4. Determine the critical t-value for a significance level of 0.10 (90% confidence level). Use the T.INV function in Excel:
- =T.INV(0.10, 19) - this returns the critical t-value for a two-tailed test with 19 degrees of freedom (20 - 1).
5. Compare the calculated t-statistic from step 3 with the critical t-value from step 4. If the calculated t-statistic is greater than the critical t-value, reject the null hypothesis; otherwise, fail to reject the null hypothesis.
Now, to determine the sample size needed to be 98% confident that the mean weight will be within an error of 3 pounds, you can use the following formula:
n = (Z * σ / E)^2
where:
n = required sample size
Z = Z-score corresponding to the desired confidence level (in this case, 98% confident, so Z ≈ 2.33 based on a standard normal distribution table)
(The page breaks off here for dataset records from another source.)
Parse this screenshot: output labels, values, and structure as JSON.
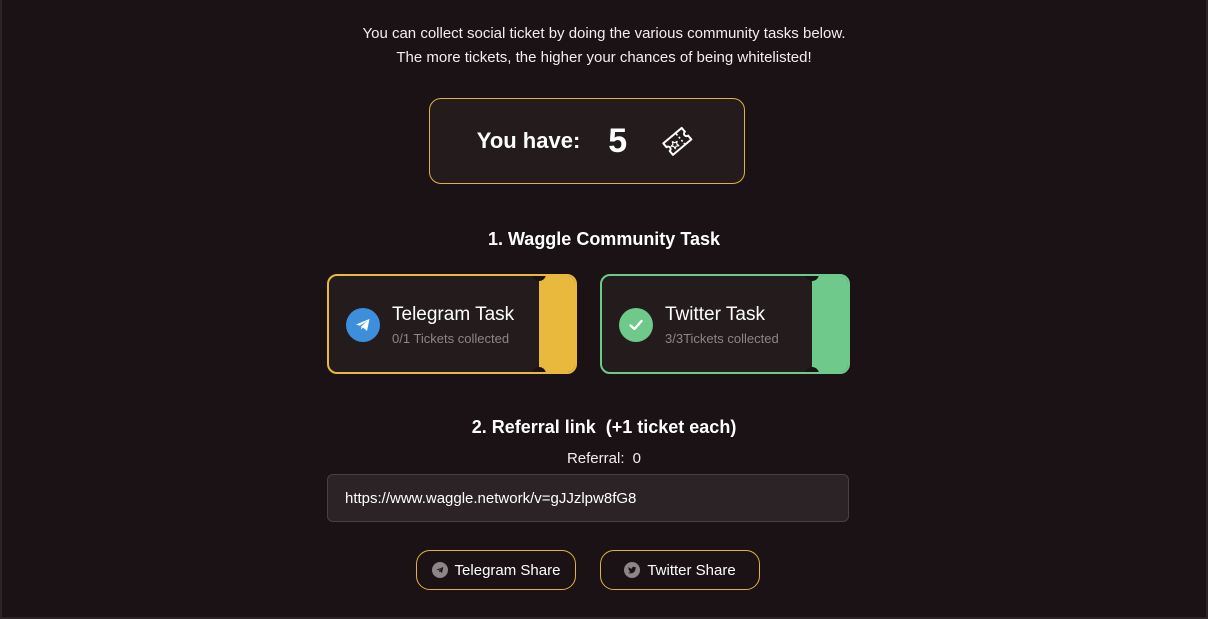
{
  "intro": {
    "line1": "You can collect social ticket by doing the various community tasks below.",
    "line2": "The more tickets, the higher your chances of being whitelisted!"
  },
  "ticket_count": {
    "label": "You have:",
    "value": "5",
    "icon": "ticket-icon"
  },
  "section1": {
    "title": "1. Waggle Community Task",
    "tasks": [
      {
        "name": "Telegram Task",
        "status": "0/1 Tickets collected",
        "icon": "telegram-icon",
        "accent": "#e8b93c"
      },
      {
        "name": "Twitter Task",
        "status": "3/3Tickets collected",
        "icon": "check-icon",
        "accent": "#6fc98a"
      }
    ]
  },
  "section2": {
    "title": "2. Referral link  (+1 ticket each)",
    "referral_label": "Referral:",
    "referral_value": "0",
    "link": "https://www.waggle.network/v=gJJzlpw8fG8"
  },
  "share": {
    "telegram_label": "Telegram Share",
    "twitter_label": "Twitter Share"
  },
  "colors": {
    "background": "#1a1214",
    "gold_accent": "#e2b23f",
    "green_accent": "#6fc98a",
    "telegram_blue": "#3d8fdc"
  }
}
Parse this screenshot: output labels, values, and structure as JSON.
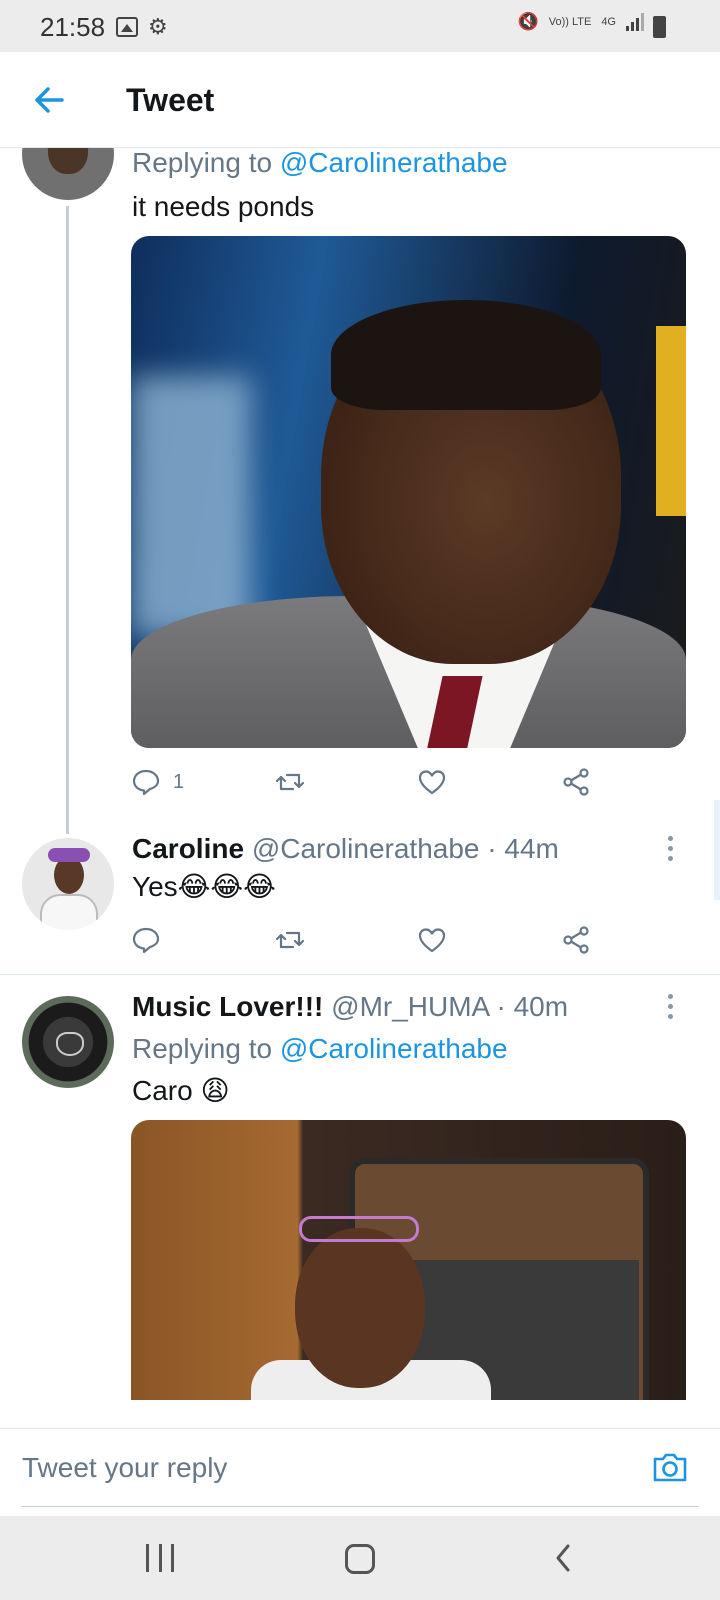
{
  "status_bar": {
    "time": "21:58",
    "lte_label": "Vo)) LTE",
    "net_label": "4G",
    "icons": [
      "gallery-icon",
      "gear-icon",
      "mute-icon",
      "signal-icon",
      "battery-icon"
    ]
  },
  "header": {
    "title": "Tweet"
  },
  "tweets": [
    {
      "replying_prefix": "Replying to ",
      "replying_handle": "@Carolinerathabe",
      "text": "it needs ponds",
      "reply_count": "1"
    },
    {
      "name": "Caroline",
      "handle": "@Carolinerathabe",
      "time": " · 44m",
      "text": "Yes😂😂😂"
    },
    {
      "name": "Music Lover!!!",
      "handle": "@Mr_HUMA",
      "time": " · 40m",
      "replying_prefix": "Replying to ",
      "replying_handle": "@Carolinerathabe",
      "text": "Caro 😩"
    }
  ],
  "reply_bar": {
    "placeholder": "Tweet your reply"
  },
  "colors": {
    "accent": "#1b95e0",
    "muted": "#657786",
    "text": "#14171a"
  }
}
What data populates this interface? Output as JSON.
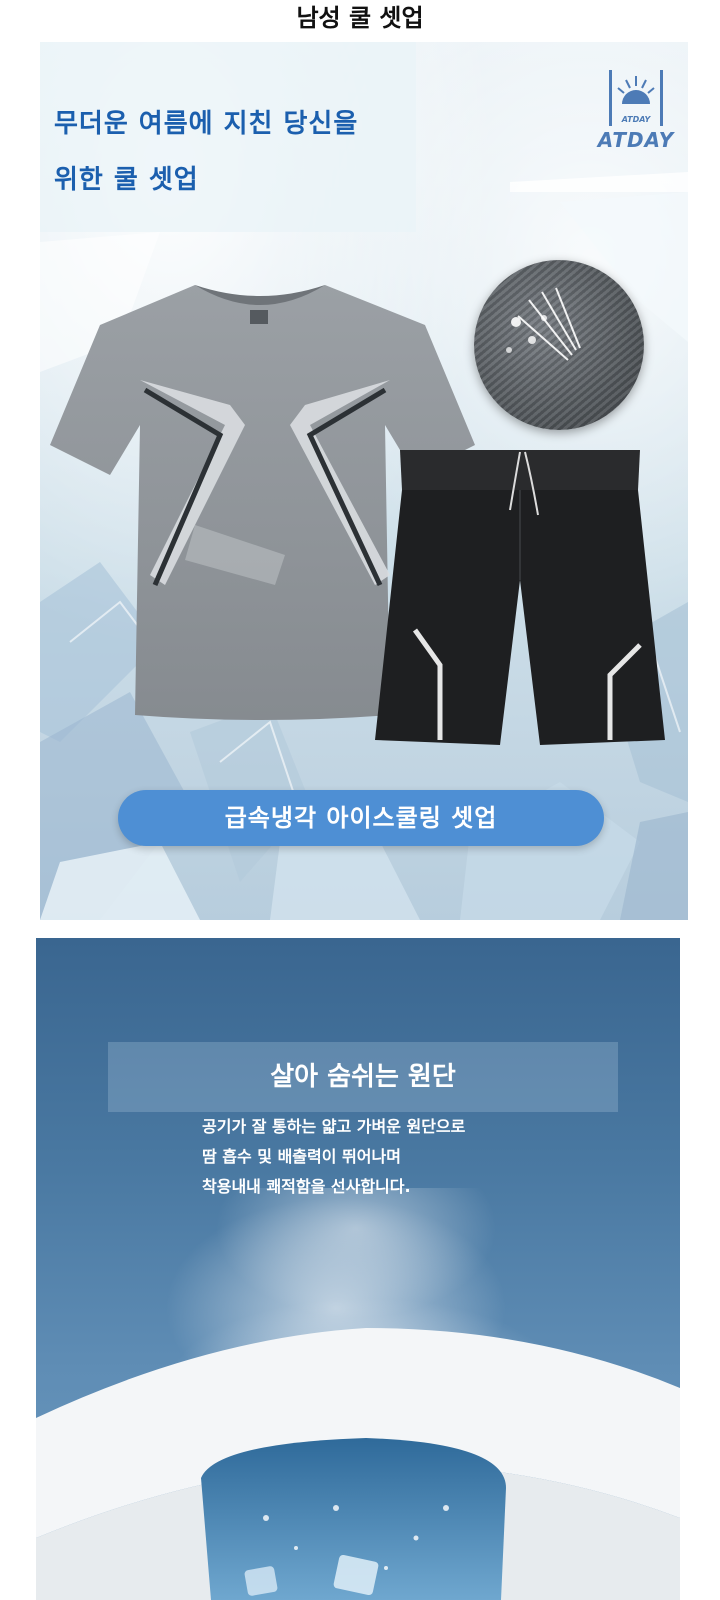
{
  "page": {
    "title": "남성 쿨 셋업"
  },
  "hero": {
    "headline_line1": "무더운 여름에 지친 당신을",
    "headline_line2": "위한 쿨 셋업",
    "logo_small": "ATDAY",
    "logo_text": "ATDAY",
    "cta_label": "급속냉각  아이스쿨링 셋업"
  },
  "feature": {
    "title": "살아 숨쉬는 원단",
    "description": [
      "공기가 잘 통하는 얇고 가벼운 원단으로",
      "땀 흡수 및 배출력이 뛰어나며",
      "착용내내 쾌적함을 선사합니다."
    ]
  },
  "colors": {
    "headline_blue": "#1b5fae",
    "logo_blue": "#4d7bb6",
    "pill_blue": "#4e8fd4",
    "tshirt_gray": "#8f9499",
    "shorts_black": "#1e1f21",
    "feature_bg": "#4a79a2"
  },
  "icons": {
    "logo": "sunrise-frame-icon",
    "fabric": "fabric-closeup-icon"
  }
}
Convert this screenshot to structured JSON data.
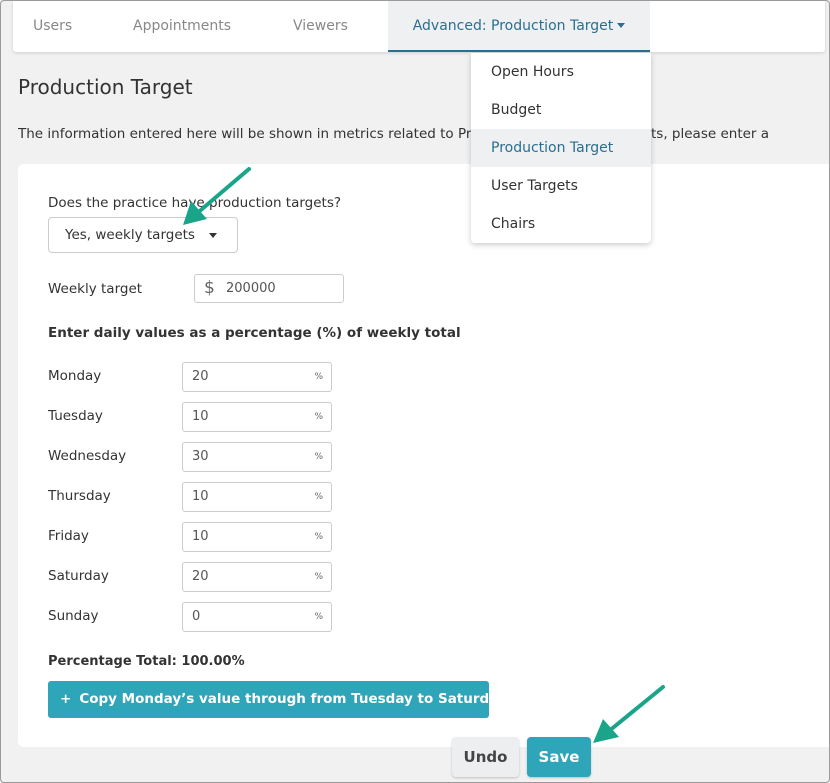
{
  "tabs": [
    {
      "label": "Users"
    },
    {
      "label": "Appointments"
    },
    {
      "label": "Viewers"
    },
    {
      "label": "Advanced: Production Target"
    }
  ],
  "menu": {
    "items": [
      {
        "label": "Open Hours"
      },
      {
        "label": "Budget"
      },
      {
        "label": "Production Target"
      },
      {
        "label": "User Targets"
      },
      {
        "label": "Chairs"
      }
    ],
    "selected": "Production Target"
  },
  "page": {
    "title": "Production Target",
    "description": "The information entered here will be shown in metrics related to Production. For weekly targets, please enter a"
  },
  "form": {
    "question": "Does the practice have production targets?",
    "select_value": "Yes, weekly targets",
    "weekly_label": "Weekly target",
    "currency_symbol": "$",
    "weekly_value": "200000",
    "daily_heading": "Enter daily values as a percentage (%) of weekly total",
    "pct_symbol": "%",
    "days": [
      {
        "label": "Monday",
        "value": "20"
      },
      {
        "label": "Tuesday",
        "value": "10"
      },
      {
        "label": "Wednesday",
        "value": "30"
      },
      {
        "label": "Thursday",
        "value": "10"
      },
      {
        "label": "Friday",
        "value": "10"
      },
      {
        "label": "Saturday",
        "value": "20"
      },
      {
        "label": "Sunday",
        "value": "0"
      }
    ],
    "percentage_total": "Percentage Total: 100.00%",
    "copy_button_icon": "+",
    "copy_button": "Copy Monday’s value through from Tuesday to Saturday"
  },
  "actions": {
    "undo": "Undo",
    "save": "Save"
  },
  "colors": {
    "accent": "#2ea5b8",
    "active_tab_text": "#2a6f8f",
    "annotation_arrow": "#1aa58a"
  }
}
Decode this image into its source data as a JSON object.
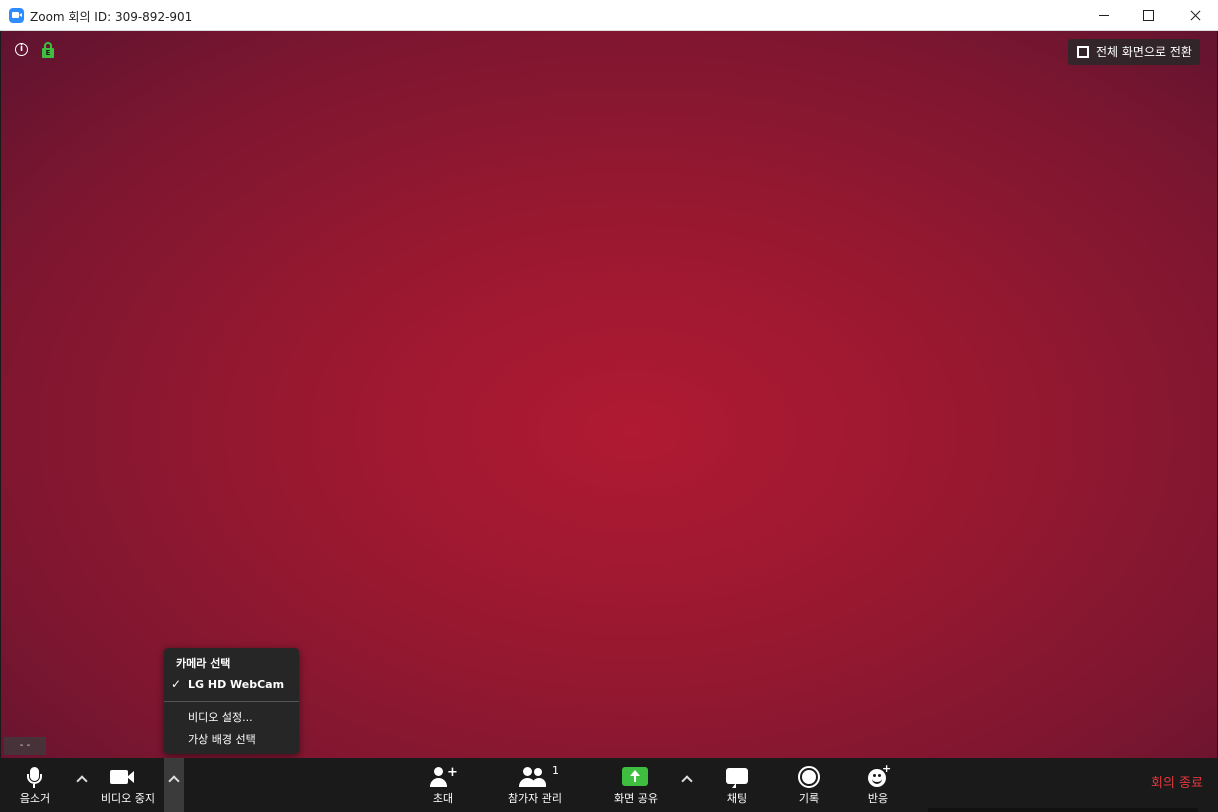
{
  "window": {
    "title": "Zoom 회의 ID: 309-892-901"
  },
  "overlay": {
    "info_glyph": "i",
    "lock_glyph": "E",
    "fullscreen_label": "전체 화면으로 전환",
    "self_view_name": "- -"
  },
  "camera_menu": {
    "header": "카메라 선택",
    "selected_camera": "LG HD WebCam",
    "check_glyph": "✓",
    "items": [
      "비디오 설정...",
      "가상 배경 선택"
    ]
  },
  "toolbar": {
    "mute_label": "음소거",
    "video_label": "비디오 중지",
    "invite_label": "초대",
    "participants_label": "참가자 관리",
    "participants_count": "1",
    "share_label": "화면 공유",
    "chat_label": "채팅",
    "record_label": "기록",
    "reactions_label": "반응",
    "end_label": "회의 종료",
    "plus_glyph": "+"
  },
  "colors": {
    "video_background": "#a01a32",
    "share_green": "#3fbf3f",
    "lock_green": "#3fbf3f",
    "end_red": "#e0383e",
    "zoom_blue": "#2d8cff"
  },
  "icons": {
    "app": "zoom-logo-icon",
    "info": "info-icon",
    "lock": "lock-icon",
    "fullscreen": "fullscreen-icon",
    "mute": "microphone-icon",
    "video": "video-camera-icon",
    "invite": "add-person-icon",
    "participants": "people-icon",
    "share": "share-screen-icon",
    "chat": "chat-bubble-icon",
    "record": "record-icon",
    "reactions": "smiley-icon"
  }
}
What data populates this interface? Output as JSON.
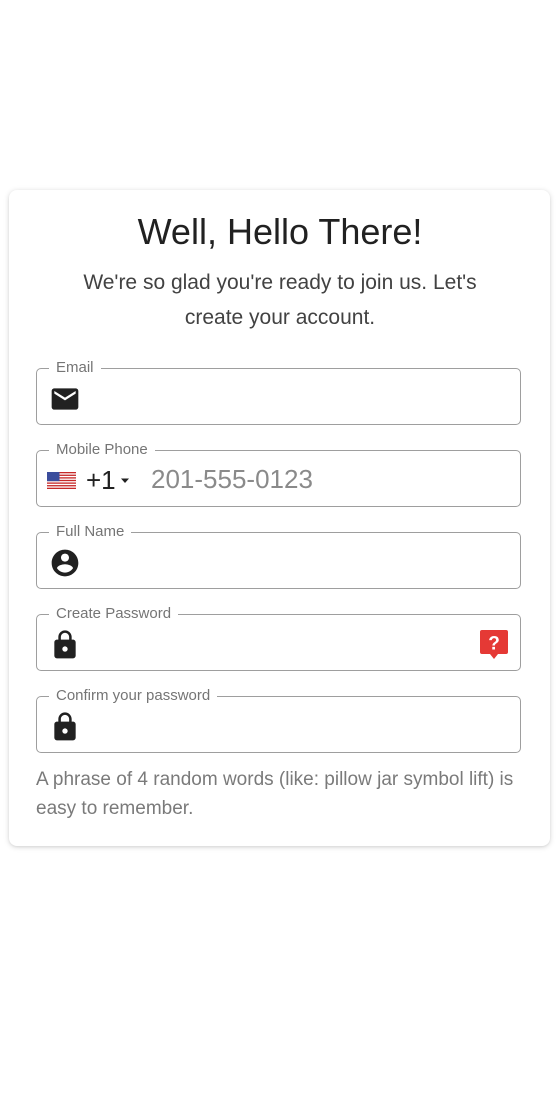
{
  "header": {
    "title": "Well, Hello There!",
    "subtitle": "We're so glad you're ready to join us. Let's create your account."
  },
  "form": {
    "email": {
      "label": "Email",
      "value": "",
      "icon": "mail-icon"
    },
    "phone": {
      "label": "Mobile Phone",
      "country_flag": "us-flag-icon",
      "dial_code": "+1",
      "placeholder": "201-555-0123",
      "value": ""
    },
    "full_name": {
      "label": "Full Name",
      "value": "",
      "icon": "account-circle-icon"
    },
    "password": {
      "label": "Create Password",
      "value": "",
      "icon": "lock-icon",
      "help_icon": "help-icon"
    },
    "confirm_password": {
      "label": "Confirm your password",
      "value": "",
      "icon": "lock-icon"
    },
    "hint": "A phrase of 4 random words (like: pillow jar symbol lift) is easy to remember."
  },
  "colors": {
    "accent_error": "#e53935",
    "text_primary": "#212121",
    "text_secondary": "#757575",
    "border": "#9e9e9e"
  }
}
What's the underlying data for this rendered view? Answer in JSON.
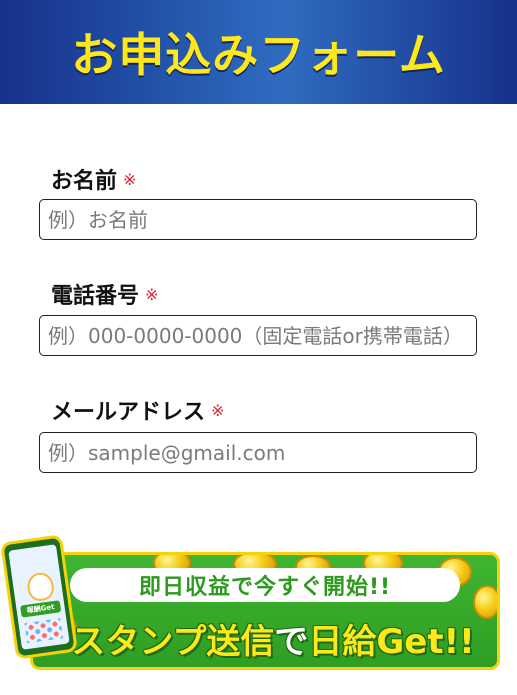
{
  "header": {
    "title": "お申込みフォーム"
  },
  "form": {
    "required_mark": "※",
    "fields": [
      {
        "label": "お名前",
        "placeholder": "例）お名前"
      },
      {
        "label": "電話番号",
        "placeholder": "例）000-0000-0000（固定電話or携帯電話）"
      },
      {
        "label": "メールアドレス",
        "placeholder": "例）sample@gmail.com"
      }
    ]
  },
  "banner": {
    "top_text": "即日収益で今すぐ開始!!",
    "main_part1": "スタンプ送信",
    "main_part2": "で",
    "main_part3": "日給Get!!",
    "phone_chip": "報酬Get"
  },
  "colors": {
    "header_blue": "#1f4aa0",
    "title_yellow": "#ffe81a",
    "required_red": "#e0202a",
    "banner_green": "#3fb531"
  }
}
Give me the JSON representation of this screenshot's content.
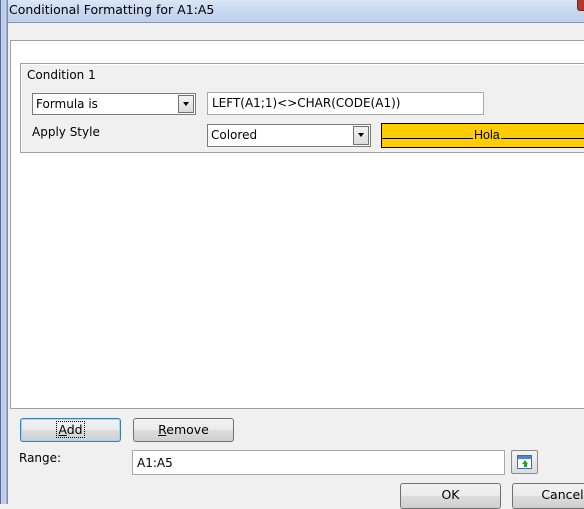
{
  "window": {
    "title": "Conditional Formatting for A1:A5"
  },
  "condition": {
    "heading": "Condition 1",
    "type_select": {
      "value": "Formula is"
    },
    "formula": {
      "value": "LEFT(A1;1)<>CHAR(CODE(A1))"
    },
    "apply_style_label": "Apply Style",
    "style_select": {
      "value": "Colored"
    },
    "preview": {
      "text": "Hola",
      "background": "#ffcc00"
    }
  },
  "actions": {
    "add_label": "Add",
    "add_mnemonic": "A",
    "add_rest": "dd",
    "remove_label": "Remove",
    "remove_mnemonic": "R",
    "remove_rest": "emove"
  },
  "range": {
    "label": "Range:",
    "value": "A1:A5"
  },
  "footer": {
    "ok_label": "OK",
    "cancel_label": "Cancel"
  }
}
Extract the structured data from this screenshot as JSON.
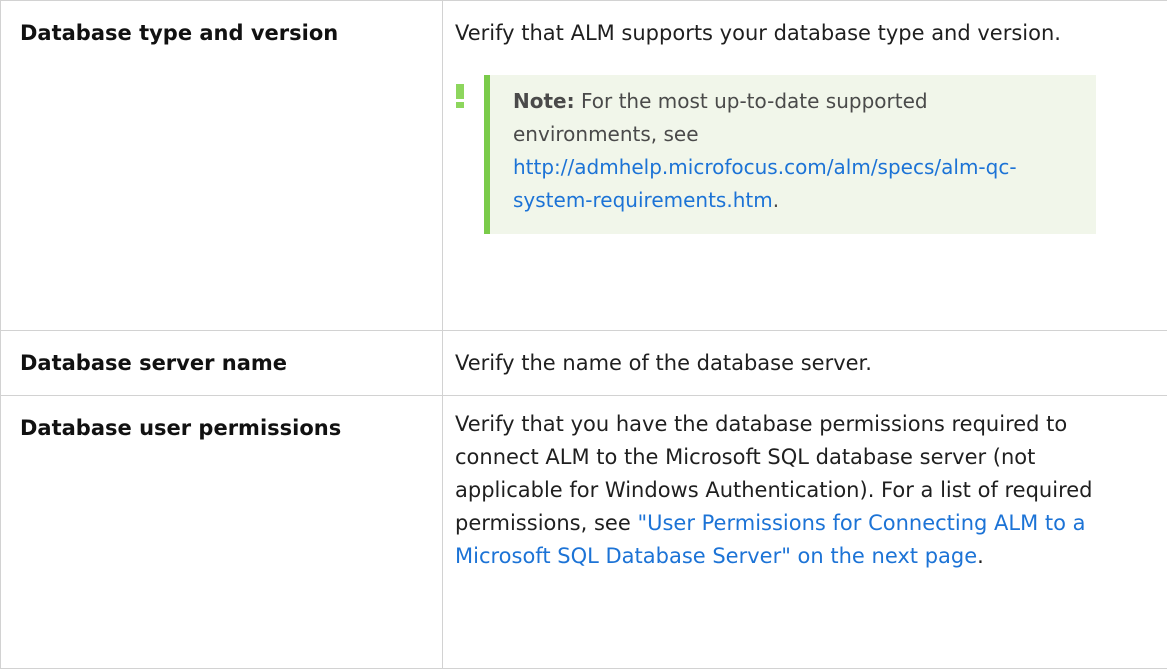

σ = standard deviation of the population (given as 29 pounds)
E = maximum acceptable error (3 pounds)
Plugging in the values, you can calculate the required sample size:
n = (2.33 * 29 / 3)^2 ≈ 75.19
Therefore, you would need to sample at least 76 men to be 98% confident that the mean weight will be within an error of 3 pounds. Since you cannot have a fraction of a person, round up to the nearest whole number, resulting in 76 men.